J'dra was born a woman. She is a shape-shifter who took the form of a man to protect... well now, I almost let out a spoiler. We can't have that, can we? Anyway, J'dra lives as a woman, in her true form, in the WizardWars, takes the shape of a man in Sha-e-Fa, and returns to her true nature in Sha-Nazen. Confusing? No, not really. Don't we all have a masculine and a feminine side? 
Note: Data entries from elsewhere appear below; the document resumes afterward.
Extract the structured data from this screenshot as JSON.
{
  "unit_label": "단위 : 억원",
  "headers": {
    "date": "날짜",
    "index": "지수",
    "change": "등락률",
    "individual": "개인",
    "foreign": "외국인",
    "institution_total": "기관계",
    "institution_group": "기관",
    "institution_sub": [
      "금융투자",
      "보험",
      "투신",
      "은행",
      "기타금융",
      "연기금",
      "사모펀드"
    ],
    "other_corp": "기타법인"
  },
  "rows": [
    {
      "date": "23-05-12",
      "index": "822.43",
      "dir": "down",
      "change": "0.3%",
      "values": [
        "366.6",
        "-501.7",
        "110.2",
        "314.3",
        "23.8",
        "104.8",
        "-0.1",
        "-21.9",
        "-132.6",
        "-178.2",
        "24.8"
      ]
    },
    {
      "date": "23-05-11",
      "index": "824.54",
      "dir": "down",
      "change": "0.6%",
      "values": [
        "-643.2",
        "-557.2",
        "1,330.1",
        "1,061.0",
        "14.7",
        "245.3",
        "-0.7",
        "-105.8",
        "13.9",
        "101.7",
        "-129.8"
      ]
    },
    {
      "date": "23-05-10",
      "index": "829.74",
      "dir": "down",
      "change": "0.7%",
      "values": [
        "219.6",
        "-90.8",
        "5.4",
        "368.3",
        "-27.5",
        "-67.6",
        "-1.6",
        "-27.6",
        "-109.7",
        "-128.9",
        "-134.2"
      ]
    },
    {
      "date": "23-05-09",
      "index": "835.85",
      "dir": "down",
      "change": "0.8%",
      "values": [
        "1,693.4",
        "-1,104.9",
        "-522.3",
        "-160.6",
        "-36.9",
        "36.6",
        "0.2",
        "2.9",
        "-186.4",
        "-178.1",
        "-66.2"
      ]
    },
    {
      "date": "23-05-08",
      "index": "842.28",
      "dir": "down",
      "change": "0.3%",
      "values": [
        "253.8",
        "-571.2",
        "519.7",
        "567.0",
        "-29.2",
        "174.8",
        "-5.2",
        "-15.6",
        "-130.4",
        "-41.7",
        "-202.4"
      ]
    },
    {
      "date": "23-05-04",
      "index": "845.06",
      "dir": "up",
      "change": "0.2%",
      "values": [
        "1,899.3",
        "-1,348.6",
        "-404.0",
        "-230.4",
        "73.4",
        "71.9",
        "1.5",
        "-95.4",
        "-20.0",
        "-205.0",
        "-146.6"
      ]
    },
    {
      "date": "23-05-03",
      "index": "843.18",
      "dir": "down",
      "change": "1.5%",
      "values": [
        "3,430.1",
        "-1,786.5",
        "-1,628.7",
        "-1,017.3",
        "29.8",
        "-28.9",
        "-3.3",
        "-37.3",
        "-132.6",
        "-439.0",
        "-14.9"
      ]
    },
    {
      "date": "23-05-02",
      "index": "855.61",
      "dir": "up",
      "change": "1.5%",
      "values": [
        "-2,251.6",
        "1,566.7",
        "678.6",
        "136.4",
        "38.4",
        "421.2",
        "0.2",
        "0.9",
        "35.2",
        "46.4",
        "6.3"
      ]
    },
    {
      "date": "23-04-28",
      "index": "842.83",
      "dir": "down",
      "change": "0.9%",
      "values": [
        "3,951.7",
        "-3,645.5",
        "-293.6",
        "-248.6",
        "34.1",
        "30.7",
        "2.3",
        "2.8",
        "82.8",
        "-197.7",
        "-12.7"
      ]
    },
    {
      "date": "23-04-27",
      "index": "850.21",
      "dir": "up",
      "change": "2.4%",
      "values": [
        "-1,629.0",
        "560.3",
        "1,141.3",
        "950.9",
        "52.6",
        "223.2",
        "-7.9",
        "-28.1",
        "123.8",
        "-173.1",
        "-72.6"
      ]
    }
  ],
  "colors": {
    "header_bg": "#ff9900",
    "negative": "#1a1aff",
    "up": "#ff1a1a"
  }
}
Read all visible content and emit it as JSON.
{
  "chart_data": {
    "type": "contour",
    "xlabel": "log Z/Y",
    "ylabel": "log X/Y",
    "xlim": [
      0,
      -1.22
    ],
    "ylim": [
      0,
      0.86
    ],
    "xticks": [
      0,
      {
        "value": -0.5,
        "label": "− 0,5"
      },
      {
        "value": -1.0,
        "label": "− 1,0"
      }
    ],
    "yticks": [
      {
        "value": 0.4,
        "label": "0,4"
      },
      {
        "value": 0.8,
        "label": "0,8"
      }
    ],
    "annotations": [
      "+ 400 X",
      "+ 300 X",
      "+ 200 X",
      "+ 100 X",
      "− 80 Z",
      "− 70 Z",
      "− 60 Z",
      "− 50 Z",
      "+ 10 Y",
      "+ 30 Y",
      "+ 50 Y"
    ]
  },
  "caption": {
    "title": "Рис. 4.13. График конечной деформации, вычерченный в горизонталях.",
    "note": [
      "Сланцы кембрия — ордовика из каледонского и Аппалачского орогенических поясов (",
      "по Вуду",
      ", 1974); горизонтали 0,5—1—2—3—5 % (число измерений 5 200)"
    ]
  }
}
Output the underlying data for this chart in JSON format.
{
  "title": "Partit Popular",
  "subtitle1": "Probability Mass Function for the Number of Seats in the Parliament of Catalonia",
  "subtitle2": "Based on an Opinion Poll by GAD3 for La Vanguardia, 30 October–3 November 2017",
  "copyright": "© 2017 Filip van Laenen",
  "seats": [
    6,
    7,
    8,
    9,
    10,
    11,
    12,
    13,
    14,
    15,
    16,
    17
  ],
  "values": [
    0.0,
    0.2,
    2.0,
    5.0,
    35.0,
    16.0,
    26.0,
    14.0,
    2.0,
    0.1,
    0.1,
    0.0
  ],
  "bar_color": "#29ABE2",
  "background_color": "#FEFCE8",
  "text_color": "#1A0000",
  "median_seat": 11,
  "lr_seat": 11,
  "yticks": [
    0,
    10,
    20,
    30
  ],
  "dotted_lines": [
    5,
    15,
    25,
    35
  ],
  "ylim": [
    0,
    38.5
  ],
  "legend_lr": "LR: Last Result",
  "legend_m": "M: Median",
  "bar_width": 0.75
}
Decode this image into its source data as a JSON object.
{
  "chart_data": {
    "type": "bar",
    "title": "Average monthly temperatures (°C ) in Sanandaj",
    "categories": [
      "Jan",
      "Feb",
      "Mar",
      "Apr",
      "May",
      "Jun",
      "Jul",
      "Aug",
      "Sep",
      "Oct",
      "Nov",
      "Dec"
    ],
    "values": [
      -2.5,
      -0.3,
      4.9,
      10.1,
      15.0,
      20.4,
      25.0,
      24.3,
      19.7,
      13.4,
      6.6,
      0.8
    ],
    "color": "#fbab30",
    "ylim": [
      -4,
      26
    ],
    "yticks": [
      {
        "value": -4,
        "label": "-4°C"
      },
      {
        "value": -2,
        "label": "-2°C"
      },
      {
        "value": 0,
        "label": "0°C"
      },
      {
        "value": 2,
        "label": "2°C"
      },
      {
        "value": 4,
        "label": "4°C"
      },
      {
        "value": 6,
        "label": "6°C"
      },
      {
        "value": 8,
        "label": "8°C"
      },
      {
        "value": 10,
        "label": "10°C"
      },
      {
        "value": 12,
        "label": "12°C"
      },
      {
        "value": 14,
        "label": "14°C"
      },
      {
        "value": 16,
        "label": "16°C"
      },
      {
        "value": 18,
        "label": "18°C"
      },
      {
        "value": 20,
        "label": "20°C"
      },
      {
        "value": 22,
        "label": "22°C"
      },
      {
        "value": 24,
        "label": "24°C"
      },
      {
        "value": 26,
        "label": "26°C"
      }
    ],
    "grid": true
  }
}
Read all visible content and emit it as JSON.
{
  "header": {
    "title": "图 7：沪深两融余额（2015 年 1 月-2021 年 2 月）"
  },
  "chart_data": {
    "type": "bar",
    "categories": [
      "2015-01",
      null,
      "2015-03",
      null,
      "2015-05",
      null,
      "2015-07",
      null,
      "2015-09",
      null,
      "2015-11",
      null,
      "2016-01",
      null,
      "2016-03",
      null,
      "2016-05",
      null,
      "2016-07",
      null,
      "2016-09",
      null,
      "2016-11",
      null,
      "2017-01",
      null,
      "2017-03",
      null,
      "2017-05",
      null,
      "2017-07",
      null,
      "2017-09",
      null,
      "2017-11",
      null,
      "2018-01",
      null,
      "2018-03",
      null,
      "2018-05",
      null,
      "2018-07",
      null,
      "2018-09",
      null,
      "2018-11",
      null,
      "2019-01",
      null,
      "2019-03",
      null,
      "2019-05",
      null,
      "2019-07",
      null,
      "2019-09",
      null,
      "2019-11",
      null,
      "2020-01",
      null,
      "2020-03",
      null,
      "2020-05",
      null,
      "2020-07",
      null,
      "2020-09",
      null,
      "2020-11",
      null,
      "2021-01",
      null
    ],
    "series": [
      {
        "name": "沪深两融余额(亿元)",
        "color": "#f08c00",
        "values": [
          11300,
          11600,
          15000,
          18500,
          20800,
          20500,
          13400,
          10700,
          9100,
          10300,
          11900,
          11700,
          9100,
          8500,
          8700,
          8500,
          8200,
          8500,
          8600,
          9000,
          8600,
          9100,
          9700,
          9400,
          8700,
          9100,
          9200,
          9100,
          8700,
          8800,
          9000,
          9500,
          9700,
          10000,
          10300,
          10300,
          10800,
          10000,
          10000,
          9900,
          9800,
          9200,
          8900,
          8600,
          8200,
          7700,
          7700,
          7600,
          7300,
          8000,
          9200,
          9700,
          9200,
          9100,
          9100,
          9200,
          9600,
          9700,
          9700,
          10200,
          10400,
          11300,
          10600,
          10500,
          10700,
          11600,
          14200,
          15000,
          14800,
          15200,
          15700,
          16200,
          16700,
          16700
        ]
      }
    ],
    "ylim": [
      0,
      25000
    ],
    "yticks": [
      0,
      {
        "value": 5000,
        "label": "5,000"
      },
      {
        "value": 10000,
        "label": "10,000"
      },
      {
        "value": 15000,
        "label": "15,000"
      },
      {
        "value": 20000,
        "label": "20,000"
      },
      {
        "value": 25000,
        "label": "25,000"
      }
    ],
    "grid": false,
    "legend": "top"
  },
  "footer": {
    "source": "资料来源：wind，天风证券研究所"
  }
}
Portals? Like in Stargåte? 

Portals, yes, but not like in Stargåte (in the series, they put a little circle on the second A, unwillingly forming a Swedish letter Å, which I find an unquenchable source of amusement). The portals in my Universe are forged with magic, back when time was young and wizards still roamed the realms unfeared. They forced might to their will, and formed Portals which open into other worlds. The Portals open to those who seek them, to those who bear the power to summon them, and can be used as a means of transportation. Some races, like the elves, have mastered them, some, like the dwarves, fear them, and some, like the dr'chen, take advantage of them. There are devices through which one can create new Portals, and command existing ones, and sometimes, some of them fall into the wrong hands. 
Might is a treachorous thing, and often has a will of its own. 

For purchase links, please refer to the Books-page. 

As befits a Monday, I've edited this thing fifteen times. If you still catch typos and such, pls remember that Husband's laptop has a Oblivion-related injuries.